I have found my new favorite author: Robin Benway. I love, love, love her writing. It's witty and sarcastic and, did I say witty? I'm reading Audrey, Wait! and can't put it down ( I was up til 1:30 am last night reading with one eye closed). I can't wait for her next book, The Extraordinary Secrets of April, May, & June. AND the fun part is I found out about her through a blog where someone did a review.
My next boring thing is...oh yeah, I have struggled all of my life to find my niche with writing. I've always known I wasn't interested in sci-fi or fantasy, but besides that it's been up in the air. I love horror and thriller films so I came up with (what I thought were) good ideas and set to writing screenplays. Turns out I'm not good at writing thrillers and my horror story depressed me (though I will finish that one someday!).

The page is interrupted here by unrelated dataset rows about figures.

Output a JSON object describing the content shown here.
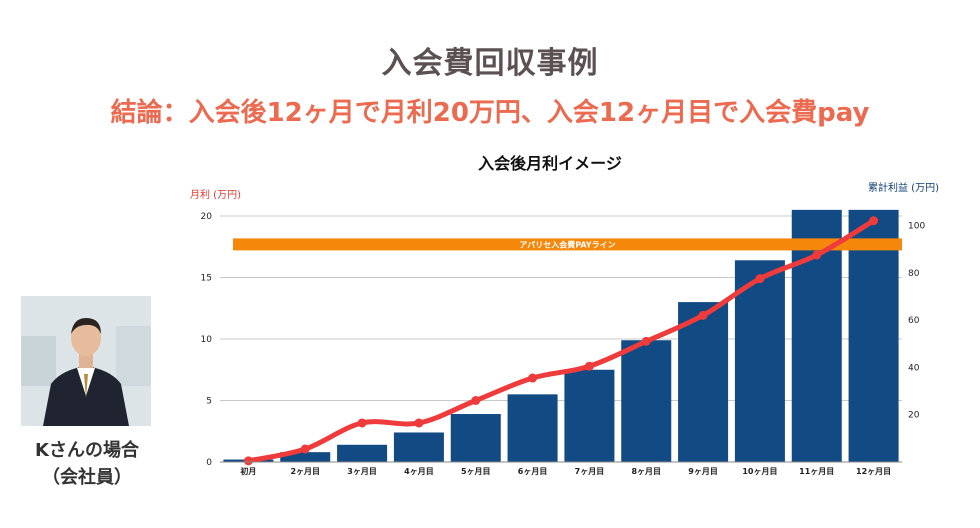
{
  "header": {
    "title": "入会費回収事例",
    "subtitle": "結論：入会後12ヶ月で月利20万円、入会12ヶ月目で入会費pay"
  },
  "profile": {
    "name": "Kさんの場合",
    "role": "（会社員）"
  },
  "colors": {
    "bar": "#124a83",
    "line": "#ef3b3b",
    "payline": "#f5870b",
    "title": "#5b5152",
    "subtitle": "#ec6a4f"
  },
  "chart_data": {
    "type": "bar",
    "title": "入会後月利イメージ",
    "ylabel_left": "月利 (万円)",
    "ylabel_right": "累計利益 (万円)",
    "categories": [
      "初月",
      "2ヶ月目",
      "3ヶ月目",
      "4ヶ月目",
      "5ヶ月目",
      "6ヶ月目",
      "7ヶ月目",
      "8ヶ月目",
      "9ヶ月目",
      "10ヶ月目",
      "11ヶ月目",
      "12ヶ月目"
    ],
    "ylim_left": [
      0,
      20
    ],
    "yticks_left": [
      0,
      5,
      10,
      15,
      20
    ],
    "ylim_right": [
      0,
      104
    ],
    "yticks_right": [
      20,
      40,
      60,
      80,
      100
    ],
    "series": [
      {
        "type": "bar",
        "axis": "left",
        "values": [
          0.2,
          0.8,
          1.4,
          2.4,
          3.9,
          5.5,
          7.5,
          9.9,
          13.0,
          16.4,
          20.5,
          20.5
        ]
      },
      {
        "type": "line",
        "axis": "right",
        "values": [
          0.5,
          5.5,
          16.5,
          16.5,
          26,
          35.5,
          40.5,
          51,
          62,
          77.5,
          87.5,
          102
        ]
      }
    ],
    "annotations": [
      {
        "label": "アパリセ入会費PAYライン",
        "axis": "right",
        "y": 92
      }
    ],
    "grid": true
  }
}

I came up with a (again, what I think is) good YA story idea a few months ago. I outlined all of the characters, some of the plot and dialogue. Then that voice set in.
The one that tells me it's not such a good idea and who do I think I'm kidding, I'll never finish this story. Well, it didn't take much to convince me. I put it aside and moved back to the adult novel I started years ago. The one I have 75K words on, and the one whose main character I like and think is funny. I gave it to two readers and got great feedback on it. Now I have a ton of rewriting to do. But.....I don't want to work on it anymore. For now.
This is my pattern:
- Get excited.
- Write tons of notes and ideas for story.
- Realize how stupid/boring/depressing the idea is.
- Look through old stuff and/or start something new.
- Again and again.
I get so mad and discouraged at myself for doing this over and over. The only things I"ve ever finished are two short films. I know that's an accomplishment, but come on! It's not like I have a lack of ideas. I have about a million just waiting to be written about. And I have about a hundred characters spread out over many stories just hanging around wondering where I went.
Ok, so this turned out to be a longer post than I originally thought. But my point is (and I do have one) that I really love YA. I think it's because I still feel like an awkward teenager deep down (regardless of the fact my husband says I act like a 10 year old boy). I still do and say silly things, I'm sarcastic (I actually bite my tongue so I don't say things to people that I know will sound teenagerish), and I'm embarrassing (just ask my husband).
Does anybody else struggle with sticking with a project? Do you juggle more than one in different genres?